The first lords of Romainville appeared in the 13th century. In fact, the seigniory was only really established with the arrival of Nicolas Le Quelen. In 1630, he had a castle built behind the church, in the heart of the village, surrounded by a large park. Today, nothing remains of the castle of Romainville.
The style of the castle of Romainville is between the Renaissance and the classicism of the eighteenth century, in a trend called the French architecture more commonly called the Louis XIII style. The residence is composed of a central building where the facade presents the regularity required by this style (location of the windows, symmetry of the front body, sobriety of the decorations). Flanked by two pavilions, the Château de Romainville remains faithful to the tradition of French construction with its high roof, its dormers, its chimney stacks, and its forecourt emphasizing the interior distribution of the building. When thirty years later, in 1666, the seigneury became a barony, the de Baud family took possession of the castle and welcomed many personalities linked to the court.

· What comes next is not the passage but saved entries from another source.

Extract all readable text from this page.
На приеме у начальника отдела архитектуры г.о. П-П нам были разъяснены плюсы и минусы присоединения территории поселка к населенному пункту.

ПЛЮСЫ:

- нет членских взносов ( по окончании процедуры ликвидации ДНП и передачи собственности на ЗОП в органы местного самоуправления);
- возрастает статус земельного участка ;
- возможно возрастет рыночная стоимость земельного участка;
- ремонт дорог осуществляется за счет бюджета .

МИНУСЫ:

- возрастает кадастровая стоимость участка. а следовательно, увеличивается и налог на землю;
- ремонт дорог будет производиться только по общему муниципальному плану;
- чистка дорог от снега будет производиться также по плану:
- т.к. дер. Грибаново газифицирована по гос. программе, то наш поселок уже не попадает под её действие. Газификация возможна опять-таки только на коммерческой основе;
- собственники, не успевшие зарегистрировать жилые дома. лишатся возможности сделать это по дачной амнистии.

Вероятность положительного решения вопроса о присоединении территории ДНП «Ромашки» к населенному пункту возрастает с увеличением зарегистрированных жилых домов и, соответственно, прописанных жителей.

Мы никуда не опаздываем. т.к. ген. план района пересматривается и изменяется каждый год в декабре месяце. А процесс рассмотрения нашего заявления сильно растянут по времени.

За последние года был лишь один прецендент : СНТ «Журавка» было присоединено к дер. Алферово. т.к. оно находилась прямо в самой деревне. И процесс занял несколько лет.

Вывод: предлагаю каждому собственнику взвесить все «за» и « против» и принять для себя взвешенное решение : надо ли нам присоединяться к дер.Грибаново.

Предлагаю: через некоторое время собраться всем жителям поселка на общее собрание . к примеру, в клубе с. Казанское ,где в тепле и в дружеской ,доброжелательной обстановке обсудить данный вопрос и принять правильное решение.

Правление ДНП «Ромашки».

In 1723, Henri-François de Ségur (1689-1751), acquired the castle and became Baron de Romainville. A few years later, he gave it to his son Philippe-Henri (1724-1801), to settle in his new acquisition, the castle of Maison-Blanche in Gagny. Philippe-Henri de Ségur was appointed Minister of War in 1780 and Marshal of France in 1783. He lived in Romainville with his family until the French Revolution. In the castle of Romainville, the de Ségur family liked to receive artists. Among them, Elisabeth Vigée-Lebrun (1755-1842) decorated one of the bedroom doors with a trompe l'oeil painting of an embracing couple. Other decorations in the building were done by Hubert Robert (1733-1808), an artist famous for his archaeological landscapes which he often exhibited at the annual Salons. In one of the reception rooms of one of the pavilions there is a magnificent parquet floor in marquetry. Made with a mixture of various types of wood, in keeping with the refined taste of the time, it features various ornamental forms such as rosettes.
Sold as a national property at the time of the French Revolution, the castle of Romainville knows then the beginning of its decline. The last person to have lived there was the Duke of Noailles (1757-1845) who moved there in 1823. He called upon the architect Mandar (1757-1845), the first designer of the Champ de Mars, to revise the plans of the property, create a garden and carry out a new decoration. From 1839 onwards, the vicissitudes of the castle's existence began. At first, the central part of the building was transformed into a plaster quarry. It was not really exploited until 1848. The park, abandoned, is gradually occupied by farmers who install gardens while the lower part is developed into a brick factory.
For many years, all that remained was a corner pavilion in a very poor state of repair and distorted by a brick construction. The plasterwork was crumbling and the roof slates were blowing away in the slightest wind. However, it was still possible to see in the interior decoration some paper-tentures imitating Aubusson tapestries. On the first floor, one of the salons was decorated with large panels inspired by village scenes by Teniers, a 17th century Flemish painter. These representations are typical of the wallpapers created in the Faubourg Saint-Antoine in Paris in the 1880s. This suggests that the château de Romainville pavilion was occupied and maintained at least until the end of the 19th century.
The whole site, has been hardly preserved several years, weakened by the presence of a gypsum quarry that has exploited the basement in great depths. The SCI des Bas-Pays, the current owner, is in charge of its filling.
In 1988, the municipality acquired the remains of the castle and an association was created to preserve one of the most important vestiges of the local heritage.
The Île-de-France region bought the castle site in 1992 with the objective of transforming it into a leisure area. The renovation project was abandoned because the remaining pavilion is very degraded. A fire in 2010 will hasten the fate of the castle. For safety reasons, the ruins were cleared and the remains of the castle were demolished in April 2017. It is planned to open the park of the castle to the public. A square is already open to the public which prefigures the project of leisure island of the Corniche des Forts and its ecological walk which opened in 2021.